Why the West Rules — For Now
- First edition
- Author: Ian Morris
- Language: English
- Subject: Human geography, cultural anthropology, archaeology, history
- Published: 2010 (Farrar, Straus and Giroux)
- Publication place: United States
- Media type: Hardcover, Paperback
- Pages: 768 pages
- ISBN: 978-0-374-29002-3 (1st edition, hardcover)

= Why the West Rules—For Now =

2010 book by Ian Morris

Why the West Rules—For Now: The Patterns of History, and What They Reveal About the Future is a history book by a British historian Ian Morris, published in 2010.

==Content==
The book compares East and West across the last 15,000 years, arguing that physical geography rather than culture, religion, politics, genetics, or great men explains Western domination of the globe. Morris' Social Development Index considers the amount of energy a civilization can usefully capture, its ability to organize (measured by the size of its largest cities), war-making capability (weapons, troop strength, logistics), and information technology (speed and reach of writing, printing, telecommunication, etc.).

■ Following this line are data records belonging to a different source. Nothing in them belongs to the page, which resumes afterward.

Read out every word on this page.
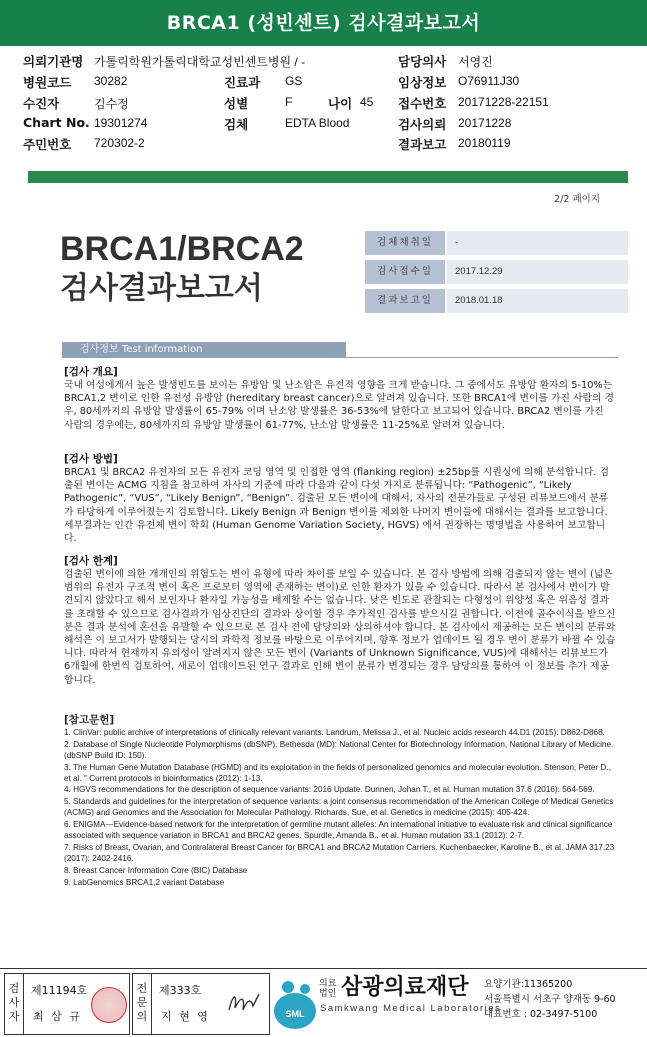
BRCA1 (성빈센트) 검사결과보고서
의뢰기관명 가톨릭학원가톨릭대학교성빈센트병원 / -	담당의사 서영진
병원코드 30282	진료과 GS	임상정보 O76911J30
수진자	김수정	성별	F	나이 45 접수번호 20171228-22151
Chart No. 19301274	검체	EDTA Blood	검사의뢰 20171228
주민번호 720302-2	결과보고 20180119
2/2 페이지
BRCA1/BRCA2
검사결과보고서
검체채취일	-
검사접수일	2017.12.29
결과보고일	2018.01.18
검사정보 Test information
[검사 개요]

국내 여성에게서 높은 발생빈도를 보이는 유방암 및 난소암은 유전적 영향을 크게 받습니다. 그 중에서도 유방암 환자의 5-10%는 BRCA1,2 변이로 인한 유전성 유방암 (hereditary breast cancer)으로 알려져 있습니다. 또한 BRCA1에 변이를 가진 사람의 경우, 80세까지의 유방암 발생률이 65-79% 이며 난소암 발생률은 36-53%에 달한다고 보고되어 있습니다. BRCA2 변이를 가진 사람의 경우에는, 80세까지의 유방암 발생률이 61-77%, 난소암 발생률은 11-25%로 알려져 있습니다.

[검사 방법]

BRCA1 및 BRCA2 유전자의 모든 유전자 코딩 영역 및 인접한 영역 (flanking region) ±25bp를 시퀀싱에 의해 분석합니다. 검출된 변이는 ACMG 지침을 참고하여 자사의 기준에 따라 다음과 같이 다섯 가지로 분류됩니다: “Pathogenic”, “Likely Pathogenic”, “VUS”, “Likely Benign”, “Benign”. 검출된 모든 변이에 대해서, 자사의 전문가들로 구성된 리뷰보드에서 분류가 타당하게 이루어졌는지 검토합니다. Likely Benign 과 Benign 변이를 제외한 나머지 변이들에 대해서는 결과를 보고합니다. 세부결과는 인간 유전체 변이 학회 (Human Genome Variation Society, HGVS) 에서 권장하는 명명법을 사용하여 보고합니다.

[검사 한계]

검출된 변이에 의한 개개인의 위험도는 변이 유형에 따라 차이를 보일 수 있습니다. 본 검사 방법에 의해 검출되지 않는 변이 (넓은 범위의 유전자 구조적 변이 혹은 프로모터 영역에 존재하는 변이)로 인한 환자가 있을 수 있습니다. 따라서 본 검사에서 변이가 발견되지 않았다고 해서 보인자나 환자일 가능성을 배제할 수는 없습니다. 낮은 빈도로 관찰되는 다형성이 위양성 혹은 위음성 결과를 초래할 수 있으므로 검사결과가 임상진단의 결과와 상이할 경우 추가적인 검사를 받으시길 권합니다. 이전에 골수이식을 받으신 분은 결과 분석에 혼선을 유발할 수 있으므로 본 검사 전에 담당의와 상의하셔야 합니다. 본 검사에서 제공하는 모든 변이의 분류와 해석은 이 보고서가 발행되는 당시의 과학적 정보를 바탕으로 이루어지며, 향후 정보가 업데이트 될 경우 변이 분류가 바뀔 수 있습니다. 따라서 현재까지 유의성이 알려지지 않은 모든 변이 (Variants of Unknown Significance, VUS)에 대해서는 리뷰보드가 6개월에 한번씩 검토하여, 새로이 업데이트된 연구 결과로 인해 변이 분류가 변경되는 경우 담당의를 통하여 이 정보를 추가 제공합니다.

[참고문헌]
1. ClinVar: public archive of interpretations of clinically relevant variants. Landrum, Melissa J., et al. Nucleic acids research 44.D1 (2015): D862-D868.
2. Database of Single Nucleotide Polymorphisms (dbSNP). Bethesda (MD): National Center for Biotechnology Information, National Library of Medicine. (dbSNP Build ID: 150).
3. The Human Gene Mutation Database (HGMD) and its exploitation in the fields of personalized genomics and molecular evolution. Stenson, Peter D., et al. " Current protocols in bioinformatics (2012): 1-13.
4. HGVS recommendations for the description of sequence variants: 2016 Update. Dunnen, Johan T., et al. Human mutation 37.6 (2016): 564-569.
5. Standards and guidelines for the interpretation of sequence variants: a joint consensus recommendation of the American College of Medical Genetics (ACMG) and Genomics and the Association for Molecular Pathology. Richards, Sue, et al. Genetics in medicine (2015): 405-424.
6. ENIGMA—Evidence-based network for the interpretation of germline mutant alleles: An international initiative to evaluate risk and clinical significance associated with sequence variation in BRCA1 and BRCA2 genes. Spurdle, Amanda B., et al. Human mutation 33.1 (2012): 2-7.
7. Risks of Breast, Ovarian, and Contralateral Breast Cancer for BRCA1 and BRCA2 Mutation Carriers. Kuchenbaecker, Karoline B., et al. JAMA 317.23 (2017): 2402-2416.
8. Breast Cancer Information Core (BIC) Database
9. LabGenomics BRCA1,2 variant Database
검사자
제11194호
최 삼 규
전문의
제333호
지 현 영	SML
의료법인 삼광의료재단
Samkwang Medical Laboratories
요양기관:11365200
서울특별시 서초구 양재동 9-60
대표번호 : 02-3497-5100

The evidence and statistical methods used in this book are explained in more detail in Social Development, a free eBook, and by the published volume, The Measure of Civilization.

Morris argues that:
- When agriculture was first invented, areas with reliable rainfall benefited most.
- Irrigation benefited drier areas such as Egypt and the Fertile Crescent.
- Plants and animals that were more easily domesticated gave certain areas an early advantage, especially the Fertile Crescent and China. (See cradle of civilization.) Development of Africa and the Americas started on the same path, but it was delayed by thousands of years.
- With the development of ships in Eurasia, rivers became trade routes. Europe and empires in Greece and Rome benefited from the Mediterranean, compared to Chinese empires (who later built the Grand Canal for similar purposes).
- Raids from the Eurasian Steppe brought diseases that caused epidemics in settled populations.
- The Social Development Index shows the West leading until the 6th century, China leading until the 18th century, and the West leading again in the modern era.
- After the development of ocean-going ships, the significantly greater size of the Pacific Ocean made trans-Atlantic exploration and trade more feasible and profitable for Europe than trans-Pacific exploration and trade for East Asia. Though the mariner's compass was invented in China in the 11th century, Chinese exploration was less successful than the European Age of Discovery and subsequent colonization.
- Eurasian diseases to which people in the Americas had no immunity were a byproduct of Eurasian development that devastated Native Americans after contact, in addition to superior European weapons.
- Globalization and advances in information technology are leveling differences between civilizational areas.

==Reception==
The book won several literary awards, including the 2011 PEN Center USA Literary Award for Creative Nonfiction and 2011 GetAbstract International Book Award, and was named as one of the books of the year by Newsweek, Foreign Affairs, Foreign Policy, The New York Times, and a number of other newspapers. It has been translated into 13 languages. The Economist has called it "an important book—one that challenges, stimulates and entertains. Anyone who does not believe there are lessons to be learned from history should start here."

The book has been criticized by the controversial historical sociologist Ricardo Duchesne for offering a 'diffuse definition of the West which Morris envisions encompassing not only Europe but all civilizations descending from the Fertile Crescent, including Islam, as well as a propensity to level out fundamental differences between the development of the West and the rest, which disregards the singular role of Europe in shaping the modern world'. Morris replied, saying that "despite his review’s length, rather little of it takes on my book’s central thesis", and defending his focus on China. The notion that the Middle East and Europe are in the same system was introduced by David Wilkinson in 1987.

Sverre Bagge criticizes the book for underestimating the importance of institutional factors (such as state formation) and in downplaying cultural explanations in favor of materialist explanations.